Non si tratta, però, solo degli infondati diritti vantati sulla proprietà intellettuale delle formule e della preparazione degli Ogm, ma anche di subdole strategie mediatiche (di supporto all’occupazione dei mercati da parte di ogni tipo di prodotto brevettabile e brevettato). Nella comunicazione, su tale questione si tende, infatti, a presentare, lo sviluppo dell’ingegneria genetica, come un fenomeno culturale: quello propagandato attraverso un «benefico» ma equivoco effetto del progressismo tecnologico (che non è certo «progresso») a favore di inesistenti bisogni umani di consumo. Una vera propaganda utilizzata per indurre sottomissioni e dipendenza dai prodotti di un sistema monopolistico, puntato solo sui profitti, che li manipola e li impone. È una questione, questa, sulla quale vorremmo, peraltro, anche sapere se vengono pagati (e a chi dovrebbero essere pagati) i diritti sugli organismi originari (continuamente aggiornati dalla Natura) e che alcuni, in modo del tutto abusivo, sottopongono, e continueranno a sottoporre, a nuove modificazioni (in realtà dovremmo anche obiettare che, se la produzione di questi Ogm non avviene spontaneamente in natura, forse ci sarà pure una buona ragione: ma questa è una obiezione che viene, invece, rimossa).
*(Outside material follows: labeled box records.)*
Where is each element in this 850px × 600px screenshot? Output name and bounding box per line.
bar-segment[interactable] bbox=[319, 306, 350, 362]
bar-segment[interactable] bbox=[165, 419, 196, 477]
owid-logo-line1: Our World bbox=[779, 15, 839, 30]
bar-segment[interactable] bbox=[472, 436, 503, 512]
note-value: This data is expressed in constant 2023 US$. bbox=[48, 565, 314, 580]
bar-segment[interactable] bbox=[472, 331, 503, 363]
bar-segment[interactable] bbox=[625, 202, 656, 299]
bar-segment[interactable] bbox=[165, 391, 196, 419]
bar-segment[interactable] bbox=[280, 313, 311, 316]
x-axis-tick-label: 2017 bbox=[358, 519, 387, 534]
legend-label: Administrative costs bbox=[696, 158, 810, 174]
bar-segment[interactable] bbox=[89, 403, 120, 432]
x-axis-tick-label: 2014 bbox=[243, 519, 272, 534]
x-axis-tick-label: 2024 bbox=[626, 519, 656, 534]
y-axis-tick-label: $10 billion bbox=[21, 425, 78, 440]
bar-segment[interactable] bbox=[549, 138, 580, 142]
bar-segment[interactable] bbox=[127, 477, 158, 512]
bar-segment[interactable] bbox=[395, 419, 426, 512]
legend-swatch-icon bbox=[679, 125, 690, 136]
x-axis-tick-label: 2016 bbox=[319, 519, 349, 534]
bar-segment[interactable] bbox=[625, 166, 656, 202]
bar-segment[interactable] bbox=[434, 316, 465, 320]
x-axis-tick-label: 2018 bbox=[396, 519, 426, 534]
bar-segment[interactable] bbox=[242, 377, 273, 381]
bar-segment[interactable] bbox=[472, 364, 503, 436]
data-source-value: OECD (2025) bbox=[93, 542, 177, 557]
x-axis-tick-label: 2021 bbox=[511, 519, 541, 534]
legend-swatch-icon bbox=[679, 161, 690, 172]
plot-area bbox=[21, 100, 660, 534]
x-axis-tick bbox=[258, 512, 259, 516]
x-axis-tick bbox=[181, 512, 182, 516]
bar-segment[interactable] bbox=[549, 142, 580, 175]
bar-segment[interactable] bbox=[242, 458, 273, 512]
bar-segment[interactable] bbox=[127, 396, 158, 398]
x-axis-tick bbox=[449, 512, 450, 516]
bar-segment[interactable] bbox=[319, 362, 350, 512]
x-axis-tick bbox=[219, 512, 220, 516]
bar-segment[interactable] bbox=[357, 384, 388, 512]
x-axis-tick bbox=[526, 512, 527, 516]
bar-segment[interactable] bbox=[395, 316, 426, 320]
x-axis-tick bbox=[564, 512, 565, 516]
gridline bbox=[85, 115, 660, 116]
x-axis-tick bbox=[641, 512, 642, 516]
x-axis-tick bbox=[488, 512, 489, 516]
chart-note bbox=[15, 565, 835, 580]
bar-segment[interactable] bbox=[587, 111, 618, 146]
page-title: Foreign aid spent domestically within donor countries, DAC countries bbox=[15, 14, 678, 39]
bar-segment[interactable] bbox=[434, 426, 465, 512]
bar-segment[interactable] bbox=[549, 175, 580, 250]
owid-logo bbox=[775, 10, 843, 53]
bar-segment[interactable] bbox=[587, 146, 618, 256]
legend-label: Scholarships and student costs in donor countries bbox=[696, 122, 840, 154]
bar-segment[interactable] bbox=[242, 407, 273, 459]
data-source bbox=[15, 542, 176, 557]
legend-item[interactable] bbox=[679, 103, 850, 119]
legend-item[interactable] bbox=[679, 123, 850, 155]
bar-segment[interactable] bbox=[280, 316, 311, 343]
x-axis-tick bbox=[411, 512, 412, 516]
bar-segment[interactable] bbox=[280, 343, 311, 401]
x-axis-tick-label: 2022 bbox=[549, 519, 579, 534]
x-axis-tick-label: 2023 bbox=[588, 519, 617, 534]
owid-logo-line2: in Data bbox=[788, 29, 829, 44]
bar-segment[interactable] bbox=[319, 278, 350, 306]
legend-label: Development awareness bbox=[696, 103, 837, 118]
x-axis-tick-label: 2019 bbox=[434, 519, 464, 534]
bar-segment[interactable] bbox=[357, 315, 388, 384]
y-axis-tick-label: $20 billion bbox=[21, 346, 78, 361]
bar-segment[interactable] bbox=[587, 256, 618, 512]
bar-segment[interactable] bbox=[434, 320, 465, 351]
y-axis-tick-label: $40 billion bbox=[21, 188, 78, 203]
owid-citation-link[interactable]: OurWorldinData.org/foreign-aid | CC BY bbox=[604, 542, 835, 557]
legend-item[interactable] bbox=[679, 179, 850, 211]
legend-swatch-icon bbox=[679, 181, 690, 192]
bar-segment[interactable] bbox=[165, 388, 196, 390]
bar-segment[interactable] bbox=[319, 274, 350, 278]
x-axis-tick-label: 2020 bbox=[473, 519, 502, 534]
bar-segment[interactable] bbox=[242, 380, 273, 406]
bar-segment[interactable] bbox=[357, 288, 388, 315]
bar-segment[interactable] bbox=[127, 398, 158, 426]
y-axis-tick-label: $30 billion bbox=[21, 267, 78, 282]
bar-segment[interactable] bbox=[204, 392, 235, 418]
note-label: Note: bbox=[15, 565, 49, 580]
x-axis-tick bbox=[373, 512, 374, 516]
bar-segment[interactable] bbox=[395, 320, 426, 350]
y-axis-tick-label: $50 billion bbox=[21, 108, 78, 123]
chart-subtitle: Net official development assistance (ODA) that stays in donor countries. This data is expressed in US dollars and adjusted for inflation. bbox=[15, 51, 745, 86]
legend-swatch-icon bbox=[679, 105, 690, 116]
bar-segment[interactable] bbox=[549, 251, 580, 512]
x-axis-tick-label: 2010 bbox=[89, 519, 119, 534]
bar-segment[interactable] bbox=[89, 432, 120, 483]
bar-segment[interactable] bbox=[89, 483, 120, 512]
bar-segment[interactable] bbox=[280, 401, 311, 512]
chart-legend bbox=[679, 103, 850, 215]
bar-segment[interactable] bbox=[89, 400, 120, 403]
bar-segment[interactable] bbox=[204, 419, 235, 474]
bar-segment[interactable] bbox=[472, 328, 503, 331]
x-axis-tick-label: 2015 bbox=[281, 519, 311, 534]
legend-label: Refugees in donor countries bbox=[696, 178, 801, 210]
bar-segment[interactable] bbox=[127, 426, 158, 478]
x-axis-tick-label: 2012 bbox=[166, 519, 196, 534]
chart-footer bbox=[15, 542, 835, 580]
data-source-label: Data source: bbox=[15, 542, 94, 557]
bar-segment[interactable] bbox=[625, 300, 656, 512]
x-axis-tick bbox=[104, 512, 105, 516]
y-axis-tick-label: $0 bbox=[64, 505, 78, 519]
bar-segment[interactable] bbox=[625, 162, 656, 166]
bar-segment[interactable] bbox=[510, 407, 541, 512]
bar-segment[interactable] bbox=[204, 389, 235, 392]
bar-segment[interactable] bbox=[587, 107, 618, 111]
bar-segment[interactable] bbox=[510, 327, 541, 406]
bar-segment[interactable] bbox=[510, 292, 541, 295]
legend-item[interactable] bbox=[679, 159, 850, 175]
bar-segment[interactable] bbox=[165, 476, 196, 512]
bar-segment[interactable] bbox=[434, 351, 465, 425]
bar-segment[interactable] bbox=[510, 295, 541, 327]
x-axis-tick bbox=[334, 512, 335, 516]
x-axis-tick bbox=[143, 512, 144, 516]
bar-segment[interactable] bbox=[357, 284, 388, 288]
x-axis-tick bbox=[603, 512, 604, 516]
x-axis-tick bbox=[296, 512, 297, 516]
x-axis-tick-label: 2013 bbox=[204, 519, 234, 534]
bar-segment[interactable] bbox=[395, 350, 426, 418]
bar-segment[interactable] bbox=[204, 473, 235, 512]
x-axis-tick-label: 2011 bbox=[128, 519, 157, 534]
Questo infertile e precario modello di vita, sottrae risorse materiali e immateriali a quella diversità che è un fenomeno fondamentale non solo per gli equilibri vitali, ma anche per un progresso umano che è alla base del nostro esistere e del dover dare conto di questa nostra condizione. Oggi rischiamo di essere tutti privati della dinamicità, delle nostre libere e meditate iniziative, che sono essenziali per trovare opportune sintonie con gli equilibri naturali e per ricercare, riconoscere, condividere e realizzare le aspirazioni esistenziali umane più profonde e non solo quelle di una nostra declinante sopravvivenza politica e socio-culturale.
Dovrebbe essere, dunque, evidente che senza momenti condivisi di riflessione e senza l’esercizio autonomo e consapevole, di una concreta capacità di proporre e mettere alla prova scelte alternative, non riusciremo mai ad affrancarci dai modelli di vita imposti dalle logiche del mercato dei consumi.